9.4 Optional Jury Waiver. [IF DESIRED: THE PARTIES WAIVE THEIR RIGHT TO A TRIAL BY JURY IN ANY ACTION ARISING OUT OF OR RELATING TO THIS AGREEMENT.]
[// GUIDANCE: Connecticut permits advance contractual jury waivers in commercial contexts, but courts construe them narrowly; ensure conspicuous lettering (e.g., ALL CAPS) in final draft.]


10. GENERAL PROVISIONS

10.1 Amendment; Waiver. No amendment or waiver is effective unless in a written instrument signed by both Parties. A waiver on one occasion is not a waiver of any subsequent breach.

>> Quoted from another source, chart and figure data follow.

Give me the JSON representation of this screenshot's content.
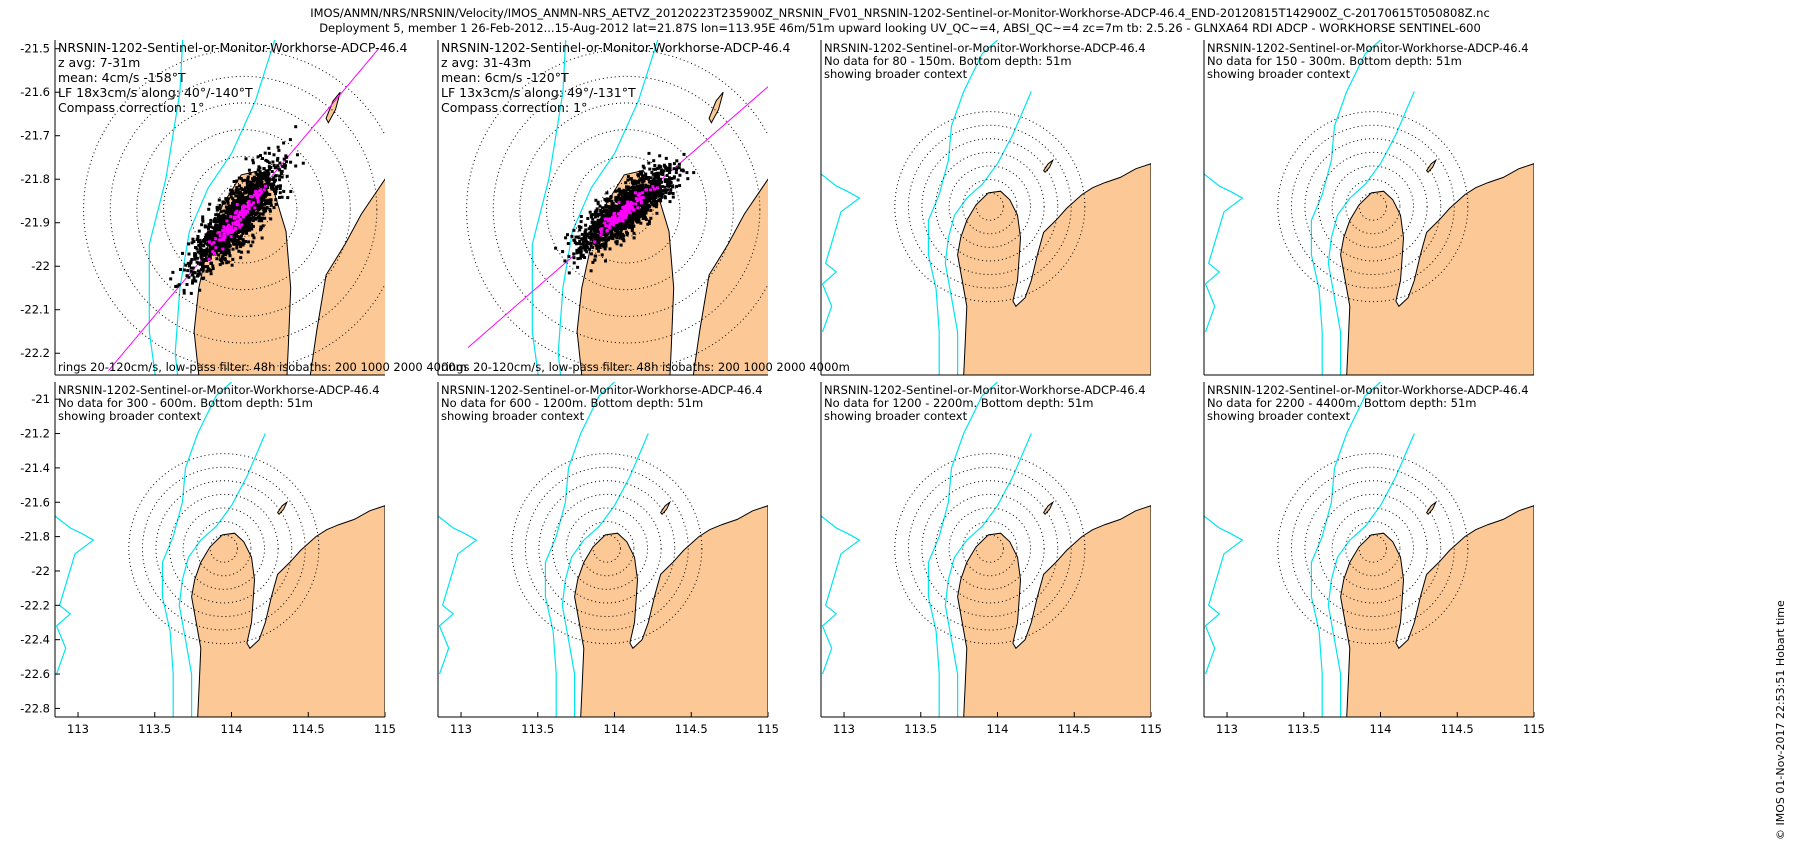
{
  "title": {
    "line1": "IMOS/ANMN/NRS/NRSNIN/Velocity/IMOS_ANMN-NRS_AETVZ_20120223T235900Z_NRSNIN_FV01_NRSNIN-1202-Sentinel-or-Monitor-Workhorse-ADCP-46.4_END-20120815T142900Z_C-20170615T050808Z.nc",
    "line2": "Deployment 5, member 1 26-Feb-2012...15-Aug-2012 lat=21.87S lon=113.95E 46m/51m upward looking UV_QC~=4, ABSI_QC~=4 zc=7m tb: 2.5.26 - GLNXA64 RDI ADCP - WORKHORSE SENTINEL-600"
  },
  "side_stamp": "© IMOS 01-Nov-2017 22:53:51 Hobart time",
  "colors": {
    "land": "#fcc996",
    "isobath": "#00e5ee",
    "scatter": "#000000",
    "lowpass": "#ff00ff",
    "axis_line": "#ff00ff"
  },
  "panels": [
    {
      "id": "p1",
      "lines": [
        "NRSNIN-1202-Sentinel-or-Monitor-Workhorse-ADCP-46.4",
        "z avg: 7-31m",
        "mean: 4cm/s -158°T",
        "LF 18x3cm/s along: 40°/-140°T",
        "Compass correction: 1°"
      ],
      "footer": "rings 20-120cm/s, low-pass filter: 48h isobaths: 200 1000 2000 4000m",
      "ylim": [
        -22.25,
        -21.48
      ],
      "yticks": [
        "-21.5",
        "-21.6",
        "-21.7",
        "-21.8",
        "-21.9",
        "-22",
        "-22.1",
        "-22.2"
      ],
      "ytickvals": [
        -21.5,
        -21.6,
        -21.7,
        -21.8,
        -21.9,
        -22.0,
        -22.1,
        -22.2
      ],
      "xlim": [
        113.15,
        114.55
      ],
      "has_data": true,
      "along_deg": 40,
      "center": [
        113.95,
        -21.87
      ]
    },
    {
      "id": "p2",
      "lines": [
        "NRSNIN-1202-Sentinel-or-Monitor-Workhorse-ADCP-46.4",
        "z avg: 31-43m",
        "mean: 6cm/s -120°T",
        "LF 13x3cm/s along: 49°/-131°T",
        "Compass correction: 1°"
      ],
      "footer": "rings 20-120cm/s, low-pass filter: 48h isobaths: 200 1000 2000 4000m",
      "ylim": [
        -22.25,
        -21.48
      ],
      "xlim": [
        113.15,
        114.55
      ],
      "has_data": true,
      "along_deg": 49,
      "center": [
        113.95,
        -21.87
      ]
    },
    {
      "id": "p3",
      "lines": [
        "NRSNIN-1202-Sentinel-or-Monitor-Workhorse-ADCP-46.4",
        "No data for 80 - 150m. Bottom depth: 51m",
        "showing broader context"
      ],
      "xlim": [
        112.85,
        115.0
      ],
      "ylim": [
        -22.85,
        -20.9
      ],
      "has_data": false,
      "center": [
        113.95,
        -21.87
      ]
    },
    {
      "id": "p4",
      "lines": [
        "NRSNIN-1202-Sentinel-or-Monitor-Workhorse-ADCP-46.4",
        "No data for 150 - 300m. Bottom depth: 51m",
        "showing broader context"
      ],
      "xlim": [
        112.85,
        115.0
      ],
      "ylim": [
        -22.85,
        -20.9
      ],
      "has_data": false,
      "center": [
        113.95,
        -21.87
      ]
    },
    {
      "id": "p5",
      "lines": [
        "NRSNIN-1202-Sentinel-or-Monitor-Workhorse-ADCP-46.4",
        "No data for 300 - 600m. Bottom depth: 51m",
        "showing broader context"
      ],
      "xlim": [
        112.85,
        115.0
      ],
      "ylim": [
        -22.85,
        -20.9
      ],
      "yticks": [
        "-21",
        "-21.2",
        "-21.4",
        "-21.6",
        "-21.8",
        "-22",
        "-22.2",
        "-22.4",
        "-22.6",
        "-22.8"
      ],
      "ytickvals": [
        -21.0,
        -21.2,
        -21.4,
        -21.6,
        -21.8,
        -22.0,
        -22.2,
        -22.4,
        -22.6,
        -22.8
      ],
      "xticks": [
        "113",
        "113.5",
        "114",
        "114.5",
        "115"
      ],
      "xtickvals": [
        113.0,
        113.5,
        114.0,
        114.5,
        115.0
      ],
      "has_data": false,
      "center": [
        113.95,
        -21.87
      ]
    },
    {
      "id": "p6",
      "lines": [
        "NRSNIN-1202-Sentinel-or-Monitor-Workhorse-ADCP-46.4",
        "No data for 600 - 1200m. Bottom depth: 51m",
        "showing broader context"
      ],
      "xlim": [
        112.85,
        115.0
      ],
      "ylim": [
        -22.85,
        -20.9
      ],
      "xticks": [
        "113",
        "113.5",
        "114",
        "114.5",
        "115"
      ],
      "xtickvals": [
        113.0,
        113.5,
        114.0,
        114.5,
        115.0
      ],
      "has_data": false,
      "center": [
        113.95,
        -21.87
      ]
    },
    {
      "id": "p7",
      "lines": [
        "NRSNIN-1202-Sentinel-or-Monitor-Workhorse-ADCP-46.4",
        "No data for 1200 - 2200m. Bottom depth: 51m",
        "showing broader context"
      ],
      "xlim": [
        112.85,
        115.0
      ],
      "ylim": [
        -22.85,
        -20.9
      ],
      "xticks": [
        "113",
        "113.5",
        "114",
        "114.5",
        "115"
      ],
      "xtickvals": [
        113.0,
        113.5,
        114.0,
        114.5,
        115.0
      ],
      "has_data": false,
      "center": [
        113.95,
        -21.87
      ]
    },
    {
      "id": "p8",
      "lines": [
        "NRSNIN-1202-Sentinel-or-Monitor-Workhorse-ADCP-46.4",
        "No data for 2200 - 4400m. Bottom depth: 51m",
        "showing broader context"
      ],
      "xlim": [
        112.85,
        115.0
      ],
      "ylim": [
        -22.85,
        -20.9
      ],
      "xticks": [
        "113",
        "113.5",
        "114",
        "114.5",
        "115"
      ],
      "xtickvals": [
        113.0,
        113.5,
        114.0,
        114.5,
        115.0
      ],
      "has_data": false,
      "center": [
        113.95,
        -21.87
      ]
    }
  ]
}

10.2 Assignment. Employee may not assign or delegate any rights or obligations under this Agreement. Employer may assign this Agreement to any successor by merger, consolidation, or asset sale.

10.3 Severability; Reformation. If any provision is found unenforceable, a court of competent jurisdiction may modify or “blue-pencil” the provision to the minimum extent necessary to render it enforceable, and the remainder of the Agreement will remain in full force.

10.4 Entire Agreement. This Agreement, together with any separate confidentiality, invention assignment, and employment agreements between the Parties, constitutes the entire agreement with respect to its subject matter and supersedes all prior understandings.

10.5 Counterparts; Electronic Signatures. This Agreement may be executed in counterparts, each of which is deemed an original, but all of which together constitute one instrument. Signatures transmitted by electronic means (e.g., PDF, DocuSign) are deemed original.

10.6 Notice. All notices must be in writing and delivered (i) personally, (ii) by certified mail (return receipt requested), (iii) by nationally recognized overnight courier, or (iv) by email with confirmation of receipt, to the addresses set forth below (or such other address a Party may designate). Notice is effective upon receipt.


11. EXECUTION BLOCK

IN WITNESS WHEREOF, the Parties have executed this Non-Compete Agreement as of the Effective Date.

EMPLOYER EMPLOYEE
[EMPLOYER LEGAL NAME] [EMPLOYEE FULL LEGAL NAME]
By: _________ ______
Name: _______
Title: ________
Date: ________ Date: _______

[Optional Notary Acknowledgment if required for recordation or additional evidentiary weight.]


[// GUIDANCE: Final Checklist for Connecticut Compliance
1. Duration: 6–12 months is presumptively reasonable; >24 months invites scrutiny.
2. Geographic Scope: Tie to actual territory serviced or learned by Employee.
3. Consideration: Confirm that new or additional consideration exists if signed after employment begins.
4. Exemptions: If Employee is a physician, advanced practice registered nurse, or other statutorily protected profession, consult Conn. Gen. Stat. § 20-14p et seq.
5. Copy to Employee: Provide fully executed copy within a reasonable time after signing (best practice: at or before start date).]